Frankie O'Donnell was a big man – six-three, two hundred and forty pounds, with a beard that looked like it could hide small animals. He smiled when he saw Eve. It wasn't a friendly smile.

"Well, well," he said, shoving his hands into his coveralls. "The widow returns. How was the funeral?"

"It was six months ago," Eve said.

"Yeah, I know. I didn't go. Not a fan of crying." He looked at Lily. "This the kid?"

Lily stared at him without blinking. "You have flour on your collar."

Frankie glanced down. Brushed at it. "Your aunt Maeve's baking gets everywhere."

"She's not my aunt."

"Close enough." He stepped closer. The smell of motor oil and sweat rolled off him. "You know, Eve, I always thought you were too good for Daniel. And now here you are, back in our little shithole, looking for… what? Sympathy? Money?"

"Looking for a pen to sign divorce papers," Eve lied. "He left me everything, Frankie. Including the cabin. So I don't need anything from you."

Frankie's smile didn't waver, but something behind his eyes went cold. "The cabin. Right. You know, I drove by there last week. The door was open."

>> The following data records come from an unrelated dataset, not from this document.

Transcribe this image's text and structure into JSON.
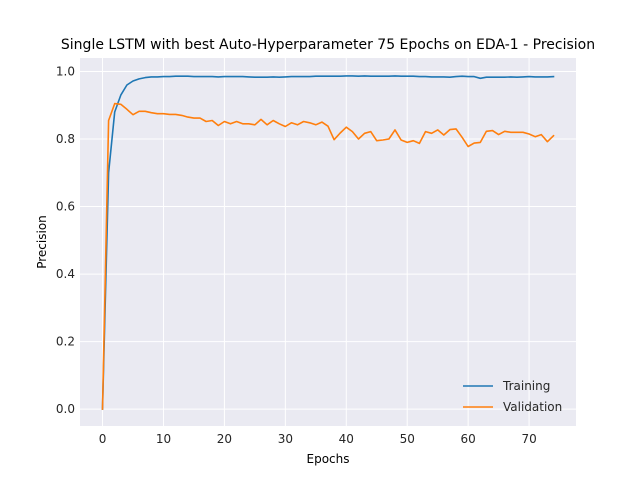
{
  "chart_data": {
    "type": "line",
    "title": "Single LSTM with best Auto-Hyperparameter 75 Epochs on EDA-1 - Precision",
    "xlabel": "Epochs",
    "ylabel": "Precision",
    "xlim": [
      -3.7,
      77.7
    ],
    "ylim": [
      -0.05,
      1.04
    ],
    "xticks": [
      0,
      10,
      20,
      30,
      40,
      50,
      60,
      70
    ],
    "yticks": [
      0.0,
      0.2,
      0.4,
      0.6,
      0.8,
      1.0
    ],
    "xtick_labels": [
      "0",
      "10",
      "20",
      "30",
      "40",
      "50",
      "60",
      "70"
    ],
    "ytick_labels": [
      "0.0",
      "0.2",
      "0.4",
      "0.6",
      "0.8",
      "1.0"
    ],
    "grid": true,
    "legend_position": "lower-right",
    "plot_background": "#eaeaf2",
    "x": [
      0,
      1,
      2,
      3,
      4,
      5,
      6,
      7,
      8,
      9,
      10,
      11,
      12,
      13,
      14,
      15,
      16,
      17,
      18,
      19,
      20,
      21,
      22,
      23,
      24,
      25,
      26,
      27,
      28,
      29,
      30,
      31,
      32,
      33,
      34,
      35,
      36,
      37,
      38,
      39,
      40,
      41,
      42,
      43,
      44,
      45,
      46,
      47,
      48,
      49,
      50,
      51,
      52,
      53,
      54,
      55,
      56,
      57,
      58,
      59,
      60,
      61,
      62,
      63,
      64,
      65,
      66,
      67,
      68,
      69,
      70,
      71,
      72,
      73,
      74
    ],
    "series": [
      {
        "name": "Training",
        "color": "#1f77b4",
        "values": [
          0.0,
          0.7,
          0.88,
          0.93,
          0.96,
          0.972,
          0.978,
          0.982,
          0.984,
          0.984,
          0.985,
          0.985,
          0.986,
          0.986,
          0.986,
          0.985,
          0.985,
          0.985,
          0.985,
          0.984,
          0.985,
          0.985,
          0.985,
          0.985,
          0.984,
          0.983,
          0.983,
          0.983,
          0.984,
          0.983,
          0.984,
          0.985,
          0.985,
          0.985,
          0.985,
          0.986,
          0.986,
          0.986,
          0.986,
          0.986,
          0.987,
          0.987,
          0.986,
          0.987,
          0.986,
          0.986,
          0.986,
          0.986,
          0.987,
          0.986,
          0.986,
          0.986,
          0.985,
          0.985,
          0.984,
          0.984,
          0.984,
          0.983,
          0.985,
          0.986,
          0.985,
          0.985,
          0.98,
          0.983,
          0.983,
          0.983,
          0.983,
          0.984,
          0.983,
          0.984,
          0.985,
          0.984,
          0.984,
          0.984,
          0.985
        ]
      },
      {
        "name": "Validation",
        "color": "#ff7f0e",
        "values": [
          0.0,
          0.855,
          0.905,
          0.903,
          0.888,
          0.872,
          0.882,
          0.882,
          0.878,
          0.875,
          0.875,
          0.873,
          0.873,
          0.87,
          0.865,
          0.862,
          0.862,
          0.852,
          0.855,
          0.84,
          0.852,
          0.845,
          0.852,
          0.845,
          0.845,
          0.842,
          0.858,
          0.842,
          0.855,
          0.845,
          0.837,
          0.848,
          0.842,
          0.852,
          0.848,
          0.842,
          0.85,
          0.838,
          0.798,
          0.818,
          0.835,
          0.822,
          0.8,
          0.817,
          0.822,
          0.795,
          0.797,
          0.8,
          0.827,
          0.797,
          0.79,
          0.795,
          0.787,
          0.822,
          0.817,
          0.827,
          0.812,
          0.828,
          0.83,
          0.805,
          0.778,
          0.788,
          0.79,
          0.823,
          0.825,
          0.813,
          0.823,
          0.82,
          0.82,
          0.82,
          0.815,
          0.807,
          0.813,
          0.792,
          0.81
        ]
      }
    ]
  }
}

Eve's heart stuttered. "You're lying."

"Am I?" He pulled a key out of his pocket – an old brass key on a leather cord. "Found this on the porch. It fit the lock."

That was Daniel's key. The one she had buried with him.

Lily grabbed Eve's hand. "Mom, let's go."

Frankie laughed – a low, ugly sound. "Yeah, run along. And Eve?" He waited until she looked at him. "Whatever you think you know about this town, you don't know shit. Stay in your lane, or you'll end up like Molly Thorne. Buried where nobody'll find you."

He walked into the bakery. The door closed. The bell jingled one last time.

Eve stood there in the rain, her daughter's small hand trembling in hers, and thought: I already buried one body. I can bury another.

But she didn't say it out loud.

Some secrets, she knew, were safer when they stayed inside.